On Monday, I got another chance to visit a health center just outside of Lilongwe to observe what’s happening on the ground in Malawi. We were joined by Joyce Kamwana (who you may recall from this very blog just a couple months ago) and some other health center staff, and together we toured the facilities and supplies which are in part provided by the Global Fund.
The center itself is divided into different sections to treat HIV/AIDS, Tuberculosis, Malaria, and so forth. The cohesiveness between the wards is apparent. For example, given the high correlation between HIV/AIDS and Tuberculosis, patients who are diagnosed with TB are also tested for HIV and vice-versa. Just as I saw in Neno, the staff is incredibly competent, capable, and determined to bring good health to the communities they work in.
The staff also flagged some positive trends they’ve noticed. More and more, perfectly healthy couples are being screened for HIV instead of first falling ill and then being tested. This was cited as evidence of the eroding stigma around being tested for HIV, and the growing perception that simply being tested isn’t a death sentence. (The diminishing stigma around HIV/AIDS was noted by several Malawians I met this week, in fact.) And more couples are being tested together– there were 36 in October.

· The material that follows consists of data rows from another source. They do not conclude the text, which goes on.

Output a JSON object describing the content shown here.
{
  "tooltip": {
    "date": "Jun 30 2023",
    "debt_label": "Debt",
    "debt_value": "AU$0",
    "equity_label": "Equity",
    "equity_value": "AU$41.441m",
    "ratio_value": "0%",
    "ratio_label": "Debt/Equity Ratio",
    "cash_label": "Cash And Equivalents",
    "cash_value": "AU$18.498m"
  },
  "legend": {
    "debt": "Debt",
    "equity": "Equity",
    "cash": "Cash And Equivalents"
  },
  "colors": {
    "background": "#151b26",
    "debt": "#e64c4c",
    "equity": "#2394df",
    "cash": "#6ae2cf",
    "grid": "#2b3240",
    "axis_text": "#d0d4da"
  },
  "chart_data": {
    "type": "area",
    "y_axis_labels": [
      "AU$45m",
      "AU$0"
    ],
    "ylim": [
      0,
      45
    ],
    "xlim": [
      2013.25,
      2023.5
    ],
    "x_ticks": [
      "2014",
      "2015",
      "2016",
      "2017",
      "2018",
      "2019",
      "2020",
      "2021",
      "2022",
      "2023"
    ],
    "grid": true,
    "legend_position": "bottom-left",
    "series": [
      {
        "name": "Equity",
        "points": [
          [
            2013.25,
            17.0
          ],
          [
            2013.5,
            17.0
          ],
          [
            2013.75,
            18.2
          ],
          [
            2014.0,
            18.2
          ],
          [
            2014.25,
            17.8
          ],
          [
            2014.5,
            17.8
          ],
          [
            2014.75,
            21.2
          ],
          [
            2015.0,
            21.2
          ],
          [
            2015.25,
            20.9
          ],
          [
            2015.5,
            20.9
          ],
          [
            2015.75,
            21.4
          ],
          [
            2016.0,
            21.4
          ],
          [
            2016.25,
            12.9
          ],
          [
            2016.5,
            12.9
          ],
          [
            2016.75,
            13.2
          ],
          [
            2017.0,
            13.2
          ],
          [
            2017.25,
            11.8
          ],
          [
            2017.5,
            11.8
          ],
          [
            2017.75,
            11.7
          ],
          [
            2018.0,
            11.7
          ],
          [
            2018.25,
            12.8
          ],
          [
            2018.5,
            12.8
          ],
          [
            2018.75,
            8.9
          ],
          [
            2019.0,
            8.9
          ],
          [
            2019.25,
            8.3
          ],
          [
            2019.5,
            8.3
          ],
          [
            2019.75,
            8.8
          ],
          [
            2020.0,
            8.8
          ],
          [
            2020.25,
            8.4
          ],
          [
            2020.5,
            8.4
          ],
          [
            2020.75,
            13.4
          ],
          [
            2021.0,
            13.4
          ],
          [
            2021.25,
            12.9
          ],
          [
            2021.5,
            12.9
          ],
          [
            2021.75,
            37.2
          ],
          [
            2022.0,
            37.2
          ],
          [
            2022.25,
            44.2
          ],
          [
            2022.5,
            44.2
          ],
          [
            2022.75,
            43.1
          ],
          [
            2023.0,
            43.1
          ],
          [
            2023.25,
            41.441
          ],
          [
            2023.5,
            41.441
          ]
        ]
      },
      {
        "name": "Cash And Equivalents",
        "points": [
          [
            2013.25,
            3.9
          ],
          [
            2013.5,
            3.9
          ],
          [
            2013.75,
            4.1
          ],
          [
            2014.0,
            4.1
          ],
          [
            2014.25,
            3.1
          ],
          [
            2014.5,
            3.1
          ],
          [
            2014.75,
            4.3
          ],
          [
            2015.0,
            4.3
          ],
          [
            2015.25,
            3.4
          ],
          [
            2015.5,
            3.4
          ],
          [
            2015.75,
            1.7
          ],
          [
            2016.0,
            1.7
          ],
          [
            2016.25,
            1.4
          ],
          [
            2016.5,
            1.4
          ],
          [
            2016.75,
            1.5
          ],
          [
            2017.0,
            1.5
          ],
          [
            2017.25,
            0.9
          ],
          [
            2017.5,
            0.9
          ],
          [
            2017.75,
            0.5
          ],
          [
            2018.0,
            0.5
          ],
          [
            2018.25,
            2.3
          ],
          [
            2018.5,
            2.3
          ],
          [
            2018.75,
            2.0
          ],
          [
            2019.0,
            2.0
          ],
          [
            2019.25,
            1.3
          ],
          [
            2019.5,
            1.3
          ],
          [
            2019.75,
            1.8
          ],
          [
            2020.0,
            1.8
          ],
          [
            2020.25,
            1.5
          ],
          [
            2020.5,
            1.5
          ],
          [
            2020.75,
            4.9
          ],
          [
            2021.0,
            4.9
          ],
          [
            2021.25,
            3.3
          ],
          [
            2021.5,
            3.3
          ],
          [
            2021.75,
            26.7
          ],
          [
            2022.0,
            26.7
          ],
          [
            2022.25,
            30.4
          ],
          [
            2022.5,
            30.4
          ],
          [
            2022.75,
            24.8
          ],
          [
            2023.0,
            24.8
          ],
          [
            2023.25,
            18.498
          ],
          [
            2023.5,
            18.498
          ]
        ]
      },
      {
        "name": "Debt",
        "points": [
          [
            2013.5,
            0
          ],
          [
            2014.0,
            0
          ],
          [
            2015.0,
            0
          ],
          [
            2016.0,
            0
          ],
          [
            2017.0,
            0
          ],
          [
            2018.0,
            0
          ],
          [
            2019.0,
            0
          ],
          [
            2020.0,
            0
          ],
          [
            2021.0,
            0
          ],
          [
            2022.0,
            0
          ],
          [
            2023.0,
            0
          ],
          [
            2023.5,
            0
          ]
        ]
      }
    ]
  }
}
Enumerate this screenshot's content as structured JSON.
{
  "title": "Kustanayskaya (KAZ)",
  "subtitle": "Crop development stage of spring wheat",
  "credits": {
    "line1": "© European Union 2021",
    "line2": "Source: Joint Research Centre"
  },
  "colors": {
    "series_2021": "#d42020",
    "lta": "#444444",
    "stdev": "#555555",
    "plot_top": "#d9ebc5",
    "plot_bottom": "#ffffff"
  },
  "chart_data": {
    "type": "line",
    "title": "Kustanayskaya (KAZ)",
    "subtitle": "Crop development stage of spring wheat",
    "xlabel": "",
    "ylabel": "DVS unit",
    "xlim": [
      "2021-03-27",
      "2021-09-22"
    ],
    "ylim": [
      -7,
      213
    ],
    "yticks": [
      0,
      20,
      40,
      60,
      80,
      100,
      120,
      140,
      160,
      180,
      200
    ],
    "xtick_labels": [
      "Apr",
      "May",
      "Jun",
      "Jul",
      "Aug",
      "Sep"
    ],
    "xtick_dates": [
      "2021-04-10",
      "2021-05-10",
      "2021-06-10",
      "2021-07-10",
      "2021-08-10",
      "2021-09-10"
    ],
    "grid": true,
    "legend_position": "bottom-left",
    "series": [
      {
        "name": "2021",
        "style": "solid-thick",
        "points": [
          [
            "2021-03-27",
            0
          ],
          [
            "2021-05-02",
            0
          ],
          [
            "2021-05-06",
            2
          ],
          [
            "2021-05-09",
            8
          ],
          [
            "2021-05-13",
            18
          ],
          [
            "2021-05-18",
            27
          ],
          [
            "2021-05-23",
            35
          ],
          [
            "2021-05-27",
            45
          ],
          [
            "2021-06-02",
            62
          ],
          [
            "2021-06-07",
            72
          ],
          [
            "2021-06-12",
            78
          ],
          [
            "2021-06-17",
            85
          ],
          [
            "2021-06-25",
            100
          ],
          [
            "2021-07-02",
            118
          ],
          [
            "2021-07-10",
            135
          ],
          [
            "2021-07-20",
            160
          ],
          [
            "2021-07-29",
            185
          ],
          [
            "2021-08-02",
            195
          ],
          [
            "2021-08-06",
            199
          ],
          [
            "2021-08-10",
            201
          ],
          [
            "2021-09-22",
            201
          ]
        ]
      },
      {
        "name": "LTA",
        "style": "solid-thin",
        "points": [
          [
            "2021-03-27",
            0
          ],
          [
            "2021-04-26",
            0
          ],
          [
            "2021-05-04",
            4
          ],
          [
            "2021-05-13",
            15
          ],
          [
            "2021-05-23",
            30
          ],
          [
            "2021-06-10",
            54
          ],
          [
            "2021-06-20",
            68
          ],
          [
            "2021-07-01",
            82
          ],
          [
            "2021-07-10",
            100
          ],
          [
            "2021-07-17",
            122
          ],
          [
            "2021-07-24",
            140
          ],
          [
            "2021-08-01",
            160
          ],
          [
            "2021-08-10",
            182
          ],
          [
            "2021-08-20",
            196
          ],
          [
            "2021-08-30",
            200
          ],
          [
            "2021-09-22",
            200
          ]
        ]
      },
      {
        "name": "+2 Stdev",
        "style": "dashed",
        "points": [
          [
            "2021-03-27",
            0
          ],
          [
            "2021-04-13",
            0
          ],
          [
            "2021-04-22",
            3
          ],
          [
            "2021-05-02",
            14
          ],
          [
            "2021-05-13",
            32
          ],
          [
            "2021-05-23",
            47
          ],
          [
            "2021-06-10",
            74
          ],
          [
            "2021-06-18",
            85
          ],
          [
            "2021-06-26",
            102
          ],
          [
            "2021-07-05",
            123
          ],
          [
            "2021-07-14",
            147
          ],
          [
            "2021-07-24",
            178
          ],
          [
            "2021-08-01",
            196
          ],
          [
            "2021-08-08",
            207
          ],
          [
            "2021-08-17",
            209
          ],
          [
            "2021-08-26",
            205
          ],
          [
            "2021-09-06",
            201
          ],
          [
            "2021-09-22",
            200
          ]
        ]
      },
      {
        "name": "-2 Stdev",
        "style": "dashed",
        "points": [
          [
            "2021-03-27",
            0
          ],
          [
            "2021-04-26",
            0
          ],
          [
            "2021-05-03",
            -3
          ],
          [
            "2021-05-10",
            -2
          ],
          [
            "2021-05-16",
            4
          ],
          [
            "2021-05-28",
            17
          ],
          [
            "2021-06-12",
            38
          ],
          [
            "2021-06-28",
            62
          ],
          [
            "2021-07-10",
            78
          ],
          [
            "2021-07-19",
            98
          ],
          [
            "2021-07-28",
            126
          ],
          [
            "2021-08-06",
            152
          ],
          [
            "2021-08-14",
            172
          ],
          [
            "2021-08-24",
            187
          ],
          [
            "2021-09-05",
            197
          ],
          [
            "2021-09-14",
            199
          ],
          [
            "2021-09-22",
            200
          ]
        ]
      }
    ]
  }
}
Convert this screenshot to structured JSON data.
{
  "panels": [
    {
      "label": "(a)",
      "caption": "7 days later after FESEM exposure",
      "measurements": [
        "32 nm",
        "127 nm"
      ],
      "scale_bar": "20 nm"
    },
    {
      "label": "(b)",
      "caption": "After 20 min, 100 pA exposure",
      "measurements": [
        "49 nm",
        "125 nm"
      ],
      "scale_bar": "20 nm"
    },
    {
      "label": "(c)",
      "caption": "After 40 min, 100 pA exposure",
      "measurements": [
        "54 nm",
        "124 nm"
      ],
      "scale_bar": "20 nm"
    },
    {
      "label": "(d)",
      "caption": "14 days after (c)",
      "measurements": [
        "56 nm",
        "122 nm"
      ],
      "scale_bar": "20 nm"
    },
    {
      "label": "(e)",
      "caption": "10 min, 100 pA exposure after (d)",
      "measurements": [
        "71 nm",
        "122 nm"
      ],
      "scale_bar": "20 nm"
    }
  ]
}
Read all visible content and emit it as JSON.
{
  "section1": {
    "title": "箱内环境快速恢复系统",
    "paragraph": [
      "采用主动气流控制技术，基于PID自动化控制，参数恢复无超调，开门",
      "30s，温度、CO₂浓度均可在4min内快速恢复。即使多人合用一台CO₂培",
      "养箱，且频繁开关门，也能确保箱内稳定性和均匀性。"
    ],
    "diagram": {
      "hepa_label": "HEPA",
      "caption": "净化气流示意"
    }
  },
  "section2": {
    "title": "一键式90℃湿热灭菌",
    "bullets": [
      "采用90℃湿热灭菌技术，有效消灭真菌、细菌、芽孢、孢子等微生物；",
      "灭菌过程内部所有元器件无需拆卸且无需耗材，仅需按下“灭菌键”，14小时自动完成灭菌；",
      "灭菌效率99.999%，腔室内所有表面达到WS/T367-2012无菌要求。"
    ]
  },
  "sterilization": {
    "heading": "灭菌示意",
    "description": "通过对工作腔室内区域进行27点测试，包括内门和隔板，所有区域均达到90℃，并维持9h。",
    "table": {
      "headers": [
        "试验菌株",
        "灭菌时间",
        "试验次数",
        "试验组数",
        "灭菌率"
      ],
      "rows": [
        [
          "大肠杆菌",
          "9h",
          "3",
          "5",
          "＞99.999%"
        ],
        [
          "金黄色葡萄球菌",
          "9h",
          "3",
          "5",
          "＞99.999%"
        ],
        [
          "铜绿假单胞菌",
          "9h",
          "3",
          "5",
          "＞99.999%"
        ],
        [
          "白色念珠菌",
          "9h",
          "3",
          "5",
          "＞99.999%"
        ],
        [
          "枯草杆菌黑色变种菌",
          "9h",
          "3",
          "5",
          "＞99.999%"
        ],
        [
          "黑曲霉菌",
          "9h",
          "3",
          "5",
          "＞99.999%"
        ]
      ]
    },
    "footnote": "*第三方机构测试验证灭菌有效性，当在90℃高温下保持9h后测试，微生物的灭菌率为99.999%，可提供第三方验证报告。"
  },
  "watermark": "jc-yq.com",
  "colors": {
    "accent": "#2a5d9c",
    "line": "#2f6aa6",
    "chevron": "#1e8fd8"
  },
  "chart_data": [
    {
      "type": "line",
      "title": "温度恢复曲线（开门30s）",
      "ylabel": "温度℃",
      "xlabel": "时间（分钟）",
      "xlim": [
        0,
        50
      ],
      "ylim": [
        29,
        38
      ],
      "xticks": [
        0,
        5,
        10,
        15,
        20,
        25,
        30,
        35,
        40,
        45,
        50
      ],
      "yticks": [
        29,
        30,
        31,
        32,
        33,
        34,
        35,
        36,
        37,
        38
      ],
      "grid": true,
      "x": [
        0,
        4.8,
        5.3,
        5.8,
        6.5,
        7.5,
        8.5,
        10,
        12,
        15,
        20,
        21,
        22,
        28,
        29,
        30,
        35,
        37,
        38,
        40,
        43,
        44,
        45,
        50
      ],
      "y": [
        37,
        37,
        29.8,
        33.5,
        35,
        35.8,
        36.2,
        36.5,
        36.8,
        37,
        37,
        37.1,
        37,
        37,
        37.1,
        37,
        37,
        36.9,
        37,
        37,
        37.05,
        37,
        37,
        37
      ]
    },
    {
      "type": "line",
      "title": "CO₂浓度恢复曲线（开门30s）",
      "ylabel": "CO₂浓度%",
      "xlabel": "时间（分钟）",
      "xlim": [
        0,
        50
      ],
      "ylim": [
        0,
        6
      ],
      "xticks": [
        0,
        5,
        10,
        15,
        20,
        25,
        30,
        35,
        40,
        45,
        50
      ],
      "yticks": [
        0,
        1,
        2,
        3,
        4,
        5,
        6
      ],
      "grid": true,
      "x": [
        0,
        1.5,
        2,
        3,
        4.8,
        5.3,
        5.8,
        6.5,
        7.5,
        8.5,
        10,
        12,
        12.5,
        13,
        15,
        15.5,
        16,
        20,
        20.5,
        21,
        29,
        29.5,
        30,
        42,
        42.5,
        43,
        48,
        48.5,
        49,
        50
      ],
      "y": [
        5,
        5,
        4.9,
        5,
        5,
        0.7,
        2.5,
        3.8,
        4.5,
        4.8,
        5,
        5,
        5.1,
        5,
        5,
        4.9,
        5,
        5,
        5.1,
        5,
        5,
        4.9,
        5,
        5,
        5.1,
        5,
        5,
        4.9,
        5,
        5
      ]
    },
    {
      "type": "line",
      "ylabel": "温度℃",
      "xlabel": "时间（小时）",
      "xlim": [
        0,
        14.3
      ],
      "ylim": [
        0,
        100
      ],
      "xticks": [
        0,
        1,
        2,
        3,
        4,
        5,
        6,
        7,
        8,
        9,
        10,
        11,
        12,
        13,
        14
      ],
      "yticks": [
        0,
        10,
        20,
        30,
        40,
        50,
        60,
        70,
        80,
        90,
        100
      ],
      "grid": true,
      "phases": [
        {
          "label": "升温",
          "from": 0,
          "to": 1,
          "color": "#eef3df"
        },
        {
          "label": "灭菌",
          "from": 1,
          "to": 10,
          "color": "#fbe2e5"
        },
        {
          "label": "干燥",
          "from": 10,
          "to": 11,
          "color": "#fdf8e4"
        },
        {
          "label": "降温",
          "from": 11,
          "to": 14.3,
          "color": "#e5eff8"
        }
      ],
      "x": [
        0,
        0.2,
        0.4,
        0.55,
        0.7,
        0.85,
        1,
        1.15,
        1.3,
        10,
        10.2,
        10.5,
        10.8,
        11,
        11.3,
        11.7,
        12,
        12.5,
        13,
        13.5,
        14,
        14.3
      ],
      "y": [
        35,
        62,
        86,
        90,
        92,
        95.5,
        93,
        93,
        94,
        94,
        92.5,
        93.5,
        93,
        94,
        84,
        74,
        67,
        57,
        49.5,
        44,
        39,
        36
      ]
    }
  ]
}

But that isn’t to say there aren’t challenges facing the Mitundu Health Centre. An X-ray machine that broke 4 years ago has yet to be repaired due to a lack of resources. And worse, hospital staff is seriously concerned about having enough anti-malarial medication in stock as they approach peak transmission months. Given past trends, the doctors, nurses, and technicians I spoke with estimated they had about 2 months’ worth of medication in stock when they’ll need 4-5 months’ worth to adequately treat their patients during the peak transmission months.